B. HAKİMİN YARATTIĞI HUKUK

     TMK m 1 uyarınca "Kanunda uygulanabilir bir hüküm yoksa, hakim, örf ve adet hukukuna göre, bu da yoksa kendisi kanun koyucu olsaydı nasıl bir kural koyacak idiyse ona göre karar verir."
     Hakim önüne gelen bir medeni hukuk anlaşmazlığını çözüme bağlamak üzere ilk önce yazılı kaynaklarda bununla ilgili bir hukuk kuralı arayacaktır. Burda herhangibir hüküm bulamadığı takdirde tali kaynaklara başvuracak önce örf ve adet hukukunda bir kural arayacaktır. Örf ve adet hukukunda da anlaşmazlığı çözüme bağlamaya yarayacak bir kural bulamazsa o mesele ile ilgili bir düzenleme olmadığını tespit edecektir.
     Kanun koyucu bu hallerde, ona bu anlaşmazlığı çözmeye yarayacak bir kural koyma yetkisini tanımaktadır.
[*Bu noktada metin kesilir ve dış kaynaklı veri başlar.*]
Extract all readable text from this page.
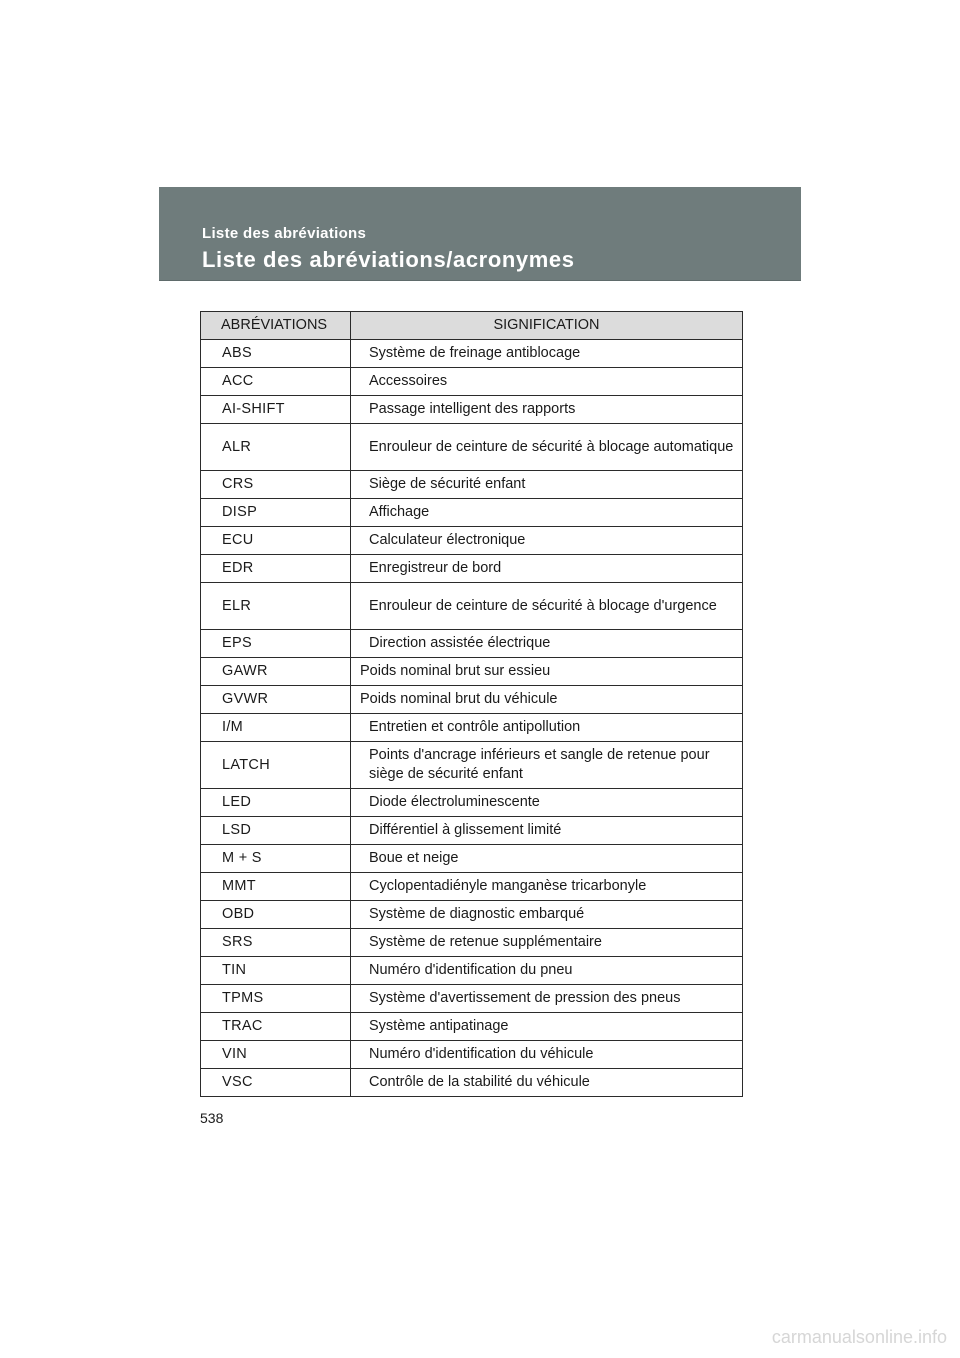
Liste des abréviations
Liste des abréviations/acronymes
ABRÉVIATIONS	SIGNIFICATION
ABS	Système de freinage antiblocage
ACC	Accessoires
AI-SHIFT	Passage intelligent des rapports
ALR	Enrouleur de ceinture de sécurité à blocage automatique
CRS	Siège de sécurité enfant
DISP	Affichage
ECU	Calculateur électronique
EDR	Enregistreur de bord
ELR	Enrouleur de ceinture de sécurité à blocage d'urgence
EPS	Direction assistée électrique
GAWR	Poids nominal brut sur essieu
GVWR	Poids nominal brut du véhicule
I/M	Entretien et contrôle antipollution
LATCH	Points d'ancrage inférieurs et sangle de retenue pour siège de sécurité enfant
LED	Diode électroluminescente
LSD	Différentiel à glissement limité
M + S	Boue et neige
MMT	Cyclopentadiényle manganèse tricarbonyle
OBD	Système de diagnostic embarqué
SRS	Système de retenue supplémentaire
TIN	Numéro d'identification du pneu
TPMS	Système d'avertissement de pression des pneus
TRAC	Système antipatinage
VIN	Numéro d'identification du véhicule
VSC	Contrôle de la stabilité du véhicule
538
carmanualsonline.info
Hakim bu yetkiyi kullanacak ve koyacağı kuralla anlaşmazlığı bir sonuca bağlayacaktır. Buna hakimin hukuk yaratması denir. Hakimin yarattığı hukukun bazı özellikleri mevcuttur. Bunlar;

* Hakim, kendisine tanınmış olan bu yetkiyi kullanmaktan kaçınamaz.
* Hakimin yarattığı hukuk kuralı bir kanun hükmü değildir. 
* Hakimin yarattığı hukuk kuralının yazılı hukuk kuralları gibi bütün mahkemeleri bağlayıcı niteleği yoktur. Hatta o kuralı bizat yaratmış olan hakim dahi sonradan önüne gelecek benzer anlaşmazlıkta bununla bağlı değildir.
* Eğer yaratılmış olan hukuk kuralı bir içtihadı birleştirme kararı şeklinde ise o takdirde bütün mahkemeler bununla bağlıdırlar. 
* Hakimin hukuk yaratması, güçler ayrılığı ilkesine de aykırılık teşkil etmez.
* Hakimin yarattığı hukuk üst yargı denetimine tabidir.

C. YARDIMCI KAYNAKLAR

     Asli ve tali kaynaklar, hakimin medeni hukukla ilgili bir anlaşmazlığı çözmek üzere başvuracağı zorunlu kaynaklardır. Bu zorunlu kaynakların yanında hakimin isterse başvurabileceği yardımcı kaynaklar da mevvcuttur. Bu kaynaklar hakimlere yol gösterici mahiyetttedir. Bunlar;

* Bilimsel Görüşler
* Yargı kararları

1. Bilimsel Görüşler 
      Bilim görüşler, hukukçular tarafından hukuki sorunlarla ilgili olarak ileri sürülmüş olan görüşler, düşünceler ve değerlendirmelerdir. Buna doktrin veya öğreti de denilmektedir.

2. Yargı Kararları
      Hakim, önüne getirilmiş olan herhangi bir sorunu çözerken benzer bir anlaşmazlığı daha önce çözüme bağlayan herhangi bir kararının mevcut olup olmadığını araştırır ve böyle bir kararın varlığını saptadığı zaman dilerse ondan yararlanabilir. Ancak Yargısal İçtihatların Hakimleri Bağlayıcı Nitelikleri Yoktur. Ancak, uygulamada mahkemelerin yargı kararlarına ve özellikle de Yargıtayın kararlarına büyük ölçüde uymakta oldukları görülmektedir.